Welcome, wonderful nurses out there! As caregivers, lifesavers, cheerleaders, confidants, liaisons, coaches and so much more, it’s important for us to practicesound nutrition so we can actually do all that we do in good spirit.
A proper diet is not only essential and beneficial to general wellbeing, but is key to preventing many chronic, inflammatory issues and obesity. For nurses, especially, it can help earn the credibility needed to educate patients on these topics. Talk about being a role model.
Nobody wants to feel uncomfortable teaching patients about health, knowing full-well that he/she practices bad lifestyle habits. Imagine lecturing a patient on smoking cessation while dressed in clothes emitting a sharp smell of cigarettes. After all, we want our patients to listen to us and incorporate our good advice.

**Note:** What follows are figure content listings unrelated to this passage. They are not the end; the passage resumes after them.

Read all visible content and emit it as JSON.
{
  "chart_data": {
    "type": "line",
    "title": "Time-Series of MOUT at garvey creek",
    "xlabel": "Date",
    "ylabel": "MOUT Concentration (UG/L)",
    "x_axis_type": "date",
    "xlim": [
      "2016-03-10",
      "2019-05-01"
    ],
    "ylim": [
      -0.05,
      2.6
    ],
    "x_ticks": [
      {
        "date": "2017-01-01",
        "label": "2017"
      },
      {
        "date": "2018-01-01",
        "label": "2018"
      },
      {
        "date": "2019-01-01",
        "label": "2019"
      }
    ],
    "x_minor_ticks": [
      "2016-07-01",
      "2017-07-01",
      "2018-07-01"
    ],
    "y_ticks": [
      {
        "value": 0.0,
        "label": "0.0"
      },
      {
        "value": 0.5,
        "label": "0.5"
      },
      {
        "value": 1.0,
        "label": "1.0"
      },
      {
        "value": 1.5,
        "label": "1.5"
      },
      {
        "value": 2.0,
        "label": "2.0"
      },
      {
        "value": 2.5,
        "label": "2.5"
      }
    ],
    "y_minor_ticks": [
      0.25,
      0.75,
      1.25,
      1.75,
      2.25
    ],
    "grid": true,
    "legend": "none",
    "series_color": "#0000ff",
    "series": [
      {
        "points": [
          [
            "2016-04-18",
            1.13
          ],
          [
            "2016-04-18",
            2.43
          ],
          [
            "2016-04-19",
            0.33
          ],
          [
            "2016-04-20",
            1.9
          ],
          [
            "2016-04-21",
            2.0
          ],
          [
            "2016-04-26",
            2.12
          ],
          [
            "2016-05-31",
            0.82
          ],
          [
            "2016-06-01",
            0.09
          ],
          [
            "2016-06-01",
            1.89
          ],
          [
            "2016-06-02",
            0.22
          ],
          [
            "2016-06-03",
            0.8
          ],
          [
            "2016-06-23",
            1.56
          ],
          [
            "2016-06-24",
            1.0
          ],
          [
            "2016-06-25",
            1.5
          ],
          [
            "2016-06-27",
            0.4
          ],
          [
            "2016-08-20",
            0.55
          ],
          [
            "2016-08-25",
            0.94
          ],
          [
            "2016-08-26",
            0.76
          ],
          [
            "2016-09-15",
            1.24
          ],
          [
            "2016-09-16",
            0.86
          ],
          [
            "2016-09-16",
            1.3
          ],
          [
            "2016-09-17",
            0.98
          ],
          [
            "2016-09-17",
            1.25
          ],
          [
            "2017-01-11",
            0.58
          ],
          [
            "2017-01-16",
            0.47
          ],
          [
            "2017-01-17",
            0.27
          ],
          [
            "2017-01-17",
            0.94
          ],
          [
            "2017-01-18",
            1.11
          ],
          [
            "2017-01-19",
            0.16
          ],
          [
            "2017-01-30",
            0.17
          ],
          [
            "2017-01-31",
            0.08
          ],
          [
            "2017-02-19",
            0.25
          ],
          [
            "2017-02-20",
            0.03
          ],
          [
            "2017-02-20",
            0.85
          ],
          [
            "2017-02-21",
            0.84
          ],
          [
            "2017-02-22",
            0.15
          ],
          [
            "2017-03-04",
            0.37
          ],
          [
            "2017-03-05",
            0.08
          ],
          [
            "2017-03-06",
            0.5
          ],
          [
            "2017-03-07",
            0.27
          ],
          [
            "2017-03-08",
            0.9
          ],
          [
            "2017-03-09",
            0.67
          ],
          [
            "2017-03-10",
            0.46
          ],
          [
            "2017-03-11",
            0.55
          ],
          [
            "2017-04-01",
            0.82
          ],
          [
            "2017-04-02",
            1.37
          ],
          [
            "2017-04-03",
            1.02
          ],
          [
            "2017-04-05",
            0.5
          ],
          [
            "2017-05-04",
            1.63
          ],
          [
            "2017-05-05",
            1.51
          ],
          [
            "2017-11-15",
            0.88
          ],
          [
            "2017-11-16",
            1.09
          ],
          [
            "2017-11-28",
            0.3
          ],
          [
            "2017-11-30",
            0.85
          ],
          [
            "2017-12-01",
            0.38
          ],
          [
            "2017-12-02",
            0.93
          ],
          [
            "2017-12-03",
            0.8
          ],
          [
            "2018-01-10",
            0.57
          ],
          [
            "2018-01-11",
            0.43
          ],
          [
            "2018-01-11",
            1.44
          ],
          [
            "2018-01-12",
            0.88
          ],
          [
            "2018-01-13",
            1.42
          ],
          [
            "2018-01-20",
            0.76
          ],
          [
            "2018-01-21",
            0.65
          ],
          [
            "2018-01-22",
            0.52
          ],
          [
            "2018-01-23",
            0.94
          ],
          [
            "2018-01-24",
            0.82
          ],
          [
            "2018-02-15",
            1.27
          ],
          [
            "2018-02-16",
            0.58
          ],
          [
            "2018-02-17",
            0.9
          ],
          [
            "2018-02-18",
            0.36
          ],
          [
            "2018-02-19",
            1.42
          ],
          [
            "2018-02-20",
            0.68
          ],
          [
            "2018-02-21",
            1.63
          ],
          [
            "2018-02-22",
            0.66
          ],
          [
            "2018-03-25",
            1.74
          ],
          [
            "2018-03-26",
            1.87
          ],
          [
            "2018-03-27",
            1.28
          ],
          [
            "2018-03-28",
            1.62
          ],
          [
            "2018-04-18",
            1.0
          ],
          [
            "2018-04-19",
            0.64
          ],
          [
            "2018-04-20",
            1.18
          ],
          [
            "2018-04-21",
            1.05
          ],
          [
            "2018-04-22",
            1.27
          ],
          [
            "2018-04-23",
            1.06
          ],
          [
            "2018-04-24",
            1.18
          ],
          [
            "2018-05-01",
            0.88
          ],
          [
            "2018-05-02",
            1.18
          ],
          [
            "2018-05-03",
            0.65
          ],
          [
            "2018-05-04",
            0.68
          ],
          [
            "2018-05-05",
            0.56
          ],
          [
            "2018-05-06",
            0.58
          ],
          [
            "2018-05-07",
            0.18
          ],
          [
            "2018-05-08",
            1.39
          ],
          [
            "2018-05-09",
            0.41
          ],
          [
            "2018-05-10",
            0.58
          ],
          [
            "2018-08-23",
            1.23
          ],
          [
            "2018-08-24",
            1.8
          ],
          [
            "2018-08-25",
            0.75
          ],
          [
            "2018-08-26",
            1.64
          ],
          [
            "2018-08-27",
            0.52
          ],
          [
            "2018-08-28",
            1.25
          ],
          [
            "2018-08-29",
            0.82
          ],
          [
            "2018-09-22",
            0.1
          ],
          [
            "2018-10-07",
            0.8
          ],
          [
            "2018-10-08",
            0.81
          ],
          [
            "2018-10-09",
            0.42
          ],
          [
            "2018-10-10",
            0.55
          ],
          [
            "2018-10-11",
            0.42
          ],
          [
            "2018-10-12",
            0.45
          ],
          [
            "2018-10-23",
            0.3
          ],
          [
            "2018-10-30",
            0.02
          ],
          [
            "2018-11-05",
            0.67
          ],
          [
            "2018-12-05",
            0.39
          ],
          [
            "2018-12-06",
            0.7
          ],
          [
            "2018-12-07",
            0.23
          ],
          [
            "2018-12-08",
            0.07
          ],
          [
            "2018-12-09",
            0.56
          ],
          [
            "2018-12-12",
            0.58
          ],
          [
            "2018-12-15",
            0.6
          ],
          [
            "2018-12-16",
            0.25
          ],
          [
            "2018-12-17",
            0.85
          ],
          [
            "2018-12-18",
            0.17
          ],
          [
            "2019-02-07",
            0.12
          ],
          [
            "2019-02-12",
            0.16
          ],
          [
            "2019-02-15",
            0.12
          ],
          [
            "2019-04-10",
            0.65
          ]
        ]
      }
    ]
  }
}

So here are some basics to keep you hearty and alert:
- Prepare your food before you report to work: Sure. Preparing food takes time, but doing so will keep you from visiting vending machines and the cafeteria, one time too many.
- Monitor your nutrition intake: Make sure you have a sufficient balance of protein and vitamins daily and on a meal to meal basis.
- Measure portion size: It’s nice to feel full, but you don’t want to overeat, because overeating results in lethargy, clumsiness and, believe it or not, invites more feelings of hunger.
- Fill your plate with variety: Choices of vegetables (both raw and cooked), fruits, grains, meat, fish, and dairy should be evenly distributed throughout the day. Include an assortment of colored fruits as they each offer a smorgasbord of healthful nutrients.
- Drink water: Nothing hydrates more efficiently than H2O. Drink some and then some more. Water will help you stay awake and alert and keep you full between meals.
- Indulge in a treat: Acknowledge your hard work and thank yourself for your dedication by indulging in a delightful little delicacy. Limit it to once a day, though.
Breaking bad habits takes determination and focus. Deciding to eat healthy requires commitment and careful planning. However, once you master the skill, the benefits of healthful living will outdo any inconvenience or excuse you might give yourself. Remember, you’re a nurse and the first person you need to care for is yourself.